I was thinking all day about what I’d say about this latest Supreme Court decision … but couldn’t say it any better than Justice Ginsburg’s dissent, which was so biting that it caused Justice Alito to roll his eyes (because, you know, women! What do they know about the law, am I right, guys?).
“Just as buildings in California have a greater need to be earthquake proofed, places where there is greater racial polarization in voting have a greater need for prophylactic measures to prevent purposeful race discrimination,” she wrote.
“Congress approached the 2006 reauthorization of the VRA with great care and seriousness. The same cannot be said of the Court’s opinion today. The Court makes no genuine attempt to engage with the massive legislative record that Congress assembled. Instead, it relies on increases in voter registration and turnout as if that were the whole story. Without even identifying a standard of review, the Court dismissively brushes off arguments based on ‘data from the record’ … One would expect more from an opinion striking at the heart of the Nation’s signal piece of civil-rights legislation.”
She then listed many many examples of how the law had been used just in recent history to prevent discrimination, thus proving that it is needed.

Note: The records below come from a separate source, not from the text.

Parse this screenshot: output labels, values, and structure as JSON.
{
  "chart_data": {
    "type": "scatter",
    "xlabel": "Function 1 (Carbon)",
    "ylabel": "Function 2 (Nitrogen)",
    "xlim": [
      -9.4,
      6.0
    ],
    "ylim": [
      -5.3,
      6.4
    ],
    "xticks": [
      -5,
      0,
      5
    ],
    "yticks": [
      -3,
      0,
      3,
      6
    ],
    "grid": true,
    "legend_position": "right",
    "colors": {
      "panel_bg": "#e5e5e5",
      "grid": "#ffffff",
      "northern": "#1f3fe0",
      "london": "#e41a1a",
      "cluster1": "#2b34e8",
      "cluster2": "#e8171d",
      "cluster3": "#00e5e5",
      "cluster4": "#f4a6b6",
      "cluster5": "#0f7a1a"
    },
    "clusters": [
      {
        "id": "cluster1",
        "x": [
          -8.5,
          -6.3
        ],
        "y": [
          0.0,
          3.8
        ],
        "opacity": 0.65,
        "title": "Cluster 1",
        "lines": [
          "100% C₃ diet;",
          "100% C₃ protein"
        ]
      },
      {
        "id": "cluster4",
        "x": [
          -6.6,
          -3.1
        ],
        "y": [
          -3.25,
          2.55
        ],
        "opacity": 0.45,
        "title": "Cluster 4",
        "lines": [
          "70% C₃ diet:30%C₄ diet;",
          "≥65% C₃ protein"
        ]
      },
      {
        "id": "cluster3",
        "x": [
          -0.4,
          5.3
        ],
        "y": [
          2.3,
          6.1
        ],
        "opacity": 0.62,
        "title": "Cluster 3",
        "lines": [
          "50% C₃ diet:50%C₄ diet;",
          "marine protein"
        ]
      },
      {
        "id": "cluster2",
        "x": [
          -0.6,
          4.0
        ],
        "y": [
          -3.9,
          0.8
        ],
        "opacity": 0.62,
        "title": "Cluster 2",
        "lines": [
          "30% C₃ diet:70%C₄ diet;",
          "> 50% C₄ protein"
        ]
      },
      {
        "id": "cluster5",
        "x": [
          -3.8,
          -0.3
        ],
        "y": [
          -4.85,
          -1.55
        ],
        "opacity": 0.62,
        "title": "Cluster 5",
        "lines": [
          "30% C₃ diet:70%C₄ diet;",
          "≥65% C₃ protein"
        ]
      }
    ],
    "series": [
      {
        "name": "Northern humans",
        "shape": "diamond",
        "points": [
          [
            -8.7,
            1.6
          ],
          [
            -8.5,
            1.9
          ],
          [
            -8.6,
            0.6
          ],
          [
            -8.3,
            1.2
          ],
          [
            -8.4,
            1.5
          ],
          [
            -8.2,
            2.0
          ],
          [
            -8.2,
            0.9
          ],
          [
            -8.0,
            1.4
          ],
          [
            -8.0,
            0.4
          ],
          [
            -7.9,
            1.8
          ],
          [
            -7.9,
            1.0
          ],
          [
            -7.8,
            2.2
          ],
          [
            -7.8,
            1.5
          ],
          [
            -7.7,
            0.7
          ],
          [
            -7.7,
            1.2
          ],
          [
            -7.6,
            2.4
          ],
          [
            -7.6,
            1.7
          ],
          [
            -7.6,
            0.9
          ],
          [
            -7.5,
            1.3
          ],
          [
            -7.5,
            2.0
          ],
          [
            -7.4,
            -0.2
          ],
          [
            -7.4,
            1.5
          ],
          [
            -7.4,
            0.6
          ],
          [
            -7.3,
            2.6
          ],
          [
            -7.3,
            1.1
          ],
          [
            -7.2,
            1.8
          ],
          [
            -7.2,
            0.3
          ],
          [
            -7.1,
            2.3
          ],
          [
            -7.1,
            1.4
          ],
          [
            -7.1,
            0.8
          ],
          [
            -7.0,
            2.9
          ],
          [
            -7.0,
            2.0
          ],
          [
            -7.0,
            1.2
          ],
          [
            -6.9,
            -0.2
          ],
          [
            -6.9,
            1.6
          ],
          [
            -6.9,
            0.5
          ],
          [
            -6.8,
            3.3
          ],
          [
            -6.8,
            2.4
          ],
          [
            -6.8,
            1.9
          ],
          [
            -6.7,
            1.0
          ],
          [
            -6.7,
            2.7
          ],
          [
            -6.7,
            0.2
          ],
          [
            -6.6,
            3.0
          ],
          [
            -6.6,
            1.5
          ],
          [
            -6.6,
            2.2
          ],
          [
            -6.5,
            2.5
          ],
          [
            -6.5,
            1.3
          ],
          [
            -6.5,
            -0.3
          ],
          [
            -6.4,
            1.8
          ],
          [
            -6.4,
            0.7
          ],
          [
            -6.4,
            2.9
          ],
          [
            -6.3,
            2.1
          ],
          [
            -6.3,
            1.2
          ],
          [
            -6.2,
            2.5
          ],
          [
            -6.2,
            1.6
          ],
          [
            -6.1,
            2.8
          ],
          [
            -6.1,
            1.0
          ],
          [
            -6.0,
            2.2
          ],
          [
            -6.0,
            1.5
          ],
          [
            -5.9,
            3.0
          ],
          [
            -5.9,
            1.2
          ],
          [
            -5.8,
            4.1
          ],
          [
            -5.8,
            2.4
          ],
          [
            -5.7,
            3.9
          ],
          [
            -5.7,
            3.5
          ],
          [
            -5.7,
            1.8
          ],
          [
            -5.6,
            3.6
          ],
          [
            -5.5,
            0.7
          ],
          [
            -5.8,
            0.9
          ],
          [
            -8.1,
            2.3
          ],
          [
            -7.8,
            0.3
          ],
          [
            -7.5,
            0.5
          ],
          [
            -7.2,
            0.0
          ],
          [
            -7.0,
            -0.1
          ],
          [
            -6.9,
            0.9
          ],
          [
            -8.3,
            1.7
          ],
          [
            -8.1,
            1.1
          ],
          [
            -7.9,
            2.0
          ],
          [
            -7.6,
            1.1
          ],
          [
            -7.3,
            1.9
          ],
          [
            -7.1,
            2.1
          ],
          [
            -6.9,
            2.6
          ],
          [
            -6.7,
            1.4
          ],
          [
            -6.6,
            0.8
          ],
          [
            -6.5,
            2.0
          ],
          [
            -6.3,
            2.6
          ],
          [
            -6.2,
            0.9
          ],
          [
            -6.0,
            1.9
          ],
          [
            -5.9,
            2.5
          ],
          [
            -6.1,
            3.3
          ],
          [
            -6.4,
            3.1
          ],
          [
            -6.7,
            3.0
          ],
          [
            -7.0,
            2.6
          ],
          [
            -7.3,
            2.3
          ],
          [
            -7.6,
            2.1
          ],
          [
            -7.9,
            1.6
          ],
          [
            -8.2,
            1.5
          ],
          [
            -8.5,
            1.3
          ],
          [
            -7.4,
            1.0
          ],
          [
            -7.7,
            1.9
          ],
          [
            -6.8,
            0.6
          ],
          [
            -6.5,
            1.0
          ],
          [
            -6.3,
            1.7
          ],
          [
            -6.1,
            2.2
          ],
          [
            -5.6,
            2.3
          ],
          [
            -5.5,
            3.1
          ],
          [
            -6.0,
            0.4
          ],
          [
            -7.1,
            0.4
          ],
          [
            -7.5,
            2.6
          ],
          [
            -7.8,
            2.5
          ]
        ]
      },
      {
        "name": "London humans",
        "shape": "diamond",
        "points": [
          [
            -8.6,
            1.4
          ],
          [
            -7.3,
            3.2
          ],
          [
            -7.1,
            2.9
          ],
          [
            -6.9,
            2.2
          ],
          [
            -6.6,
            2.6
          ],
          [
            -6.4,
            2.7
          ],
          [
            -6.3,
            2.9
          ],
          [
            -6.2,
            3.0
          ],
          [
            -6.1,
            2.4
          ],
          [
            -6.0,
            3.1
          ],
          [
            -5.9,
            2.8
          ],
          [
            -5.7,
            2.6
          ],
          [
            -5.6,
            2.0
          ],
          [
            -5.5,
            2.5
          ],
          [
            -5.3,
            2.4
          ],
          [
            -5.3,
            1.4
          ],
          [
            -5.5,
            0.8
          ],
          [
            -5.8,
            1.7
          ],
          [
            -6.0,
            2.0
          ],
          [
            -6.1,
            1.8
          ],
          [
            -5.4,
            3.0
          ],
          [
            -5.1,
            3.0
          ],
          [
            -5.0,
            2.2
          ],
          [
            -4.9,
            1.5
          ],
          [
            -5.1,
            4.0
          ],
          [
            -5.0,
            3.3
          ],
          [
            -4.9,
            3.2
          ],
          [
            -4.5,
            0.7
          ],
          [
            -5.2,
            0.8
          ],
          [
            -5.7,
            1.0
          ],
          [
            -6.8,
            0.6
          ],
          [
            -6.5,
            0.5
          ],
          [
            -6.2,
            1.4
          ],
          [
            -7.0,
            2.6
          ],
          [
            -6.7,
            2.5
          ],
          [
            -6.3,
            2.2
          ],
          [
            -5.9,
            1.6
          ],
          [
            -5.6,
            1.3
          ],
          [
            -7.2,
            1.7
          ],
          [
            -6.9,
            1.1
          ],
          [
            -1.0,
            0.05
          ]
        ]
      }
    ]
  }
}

Basically, the majority did what conservatives call “judicial activism” which they claim to hate (except when they don’t). This was a law that had been held Constitutional previously, and (as Ginsburg points out) was a re-enactment of an already existing law. The majority ignored the many examples Congress gave when it passed the law, and instead imposed its will over the elected officials and decided we didn’t need the law. That’s not what the Court is supposed to do.
What the majority said, when you boil it down, was “We agree there is still discrimination, but we don’t care.”
So now the floodgates are open. If you think Republicans had been trying to keep people from voting in the past, you haven’t seen anything yet.